La patrulla de la Guardia Civil no tardó demasiado en aparecer, apenas tres cuartos de hora. Para entonces, mamá ya se había tranquilizado un poco, seguramente porque siempre fue -entre otras muchas cosas- una inconsciente. Ella no alcanzaba a imaginar lo que le pueden hacer a un niño con cara de melocotón en la cárcel de Monterroso pero yo sí, que una cosa era no tener demasiados conocimientos en lengua o matemáticas y otra, muy distinta, que no pudiese recitar de carrerilla escenas enteras de El Pico 2. Se imponía la huida, no quedaba otro remedio que el exilio forzoso y la vida en los caminos, hoy aquí y mañana allá. Aprovechando el saludo inicial a los guardias y mi tamaño reducido, salté de la silla y traté de alcanzar la calle, con tan mala suerte que me tropecé con la bota de uno de ellos y salí trastabillado hasta empotrarme de morros contra el viejo Simca 1200 de papá.

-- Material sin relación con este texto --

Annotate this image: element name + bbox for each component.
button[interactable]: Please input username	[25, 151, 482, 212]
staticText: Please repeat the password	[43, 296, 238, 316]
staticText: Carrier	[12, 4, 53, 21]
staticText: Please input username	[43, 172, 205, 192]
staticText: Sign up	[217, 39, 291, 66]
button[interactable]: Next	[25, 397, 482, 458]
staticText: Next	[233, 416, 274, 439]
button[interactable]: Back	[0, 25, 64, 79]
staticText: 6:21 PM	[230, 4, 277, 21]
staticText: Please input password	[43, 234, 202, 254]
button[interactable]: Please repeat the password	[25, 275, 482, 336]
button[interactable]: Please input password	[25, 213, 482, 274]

Lo siguiente que recuerdo es a mi madre mojándome la nuca con una botella de agua y a uno de los guardias mirándome fijamente, seguramente con intención de fusilarme sin necesidad de juicio previo. Había escuchado muchas historias que terminaban de ese modo: con un paseo entre los pinos y dos balas en el cuerpo. “Así que querías robar el banco”, me preguntó echándose un cigarro a la boca, la cabeza ladeada y los ojos entornados. Aquello me tranquilizó. Nadie es tan hijo de puta como para ponerse a fumar antes de matar a un niño. Entonces pensé en negarlo todo. Confesar, si acaso, que mi único pecado había sido una ambición literaria desmedida, dicho sea con palabras propias de un alevín, pero la excusa me pareció poco convincente tratándose la Guardia Civil. Finalmente dije que sí con la cabeza, levantando un poco los hombros y sin mirarlo a la cara directamente. “Pero solo porque me aburría”, puntualicé. Porque así funciona la mente de un niño, a fin de cuentas: demasiado joven para comprender los rigores del sistema judicial pero capaz de armar, en medio segundo, una buena defensa para el caso.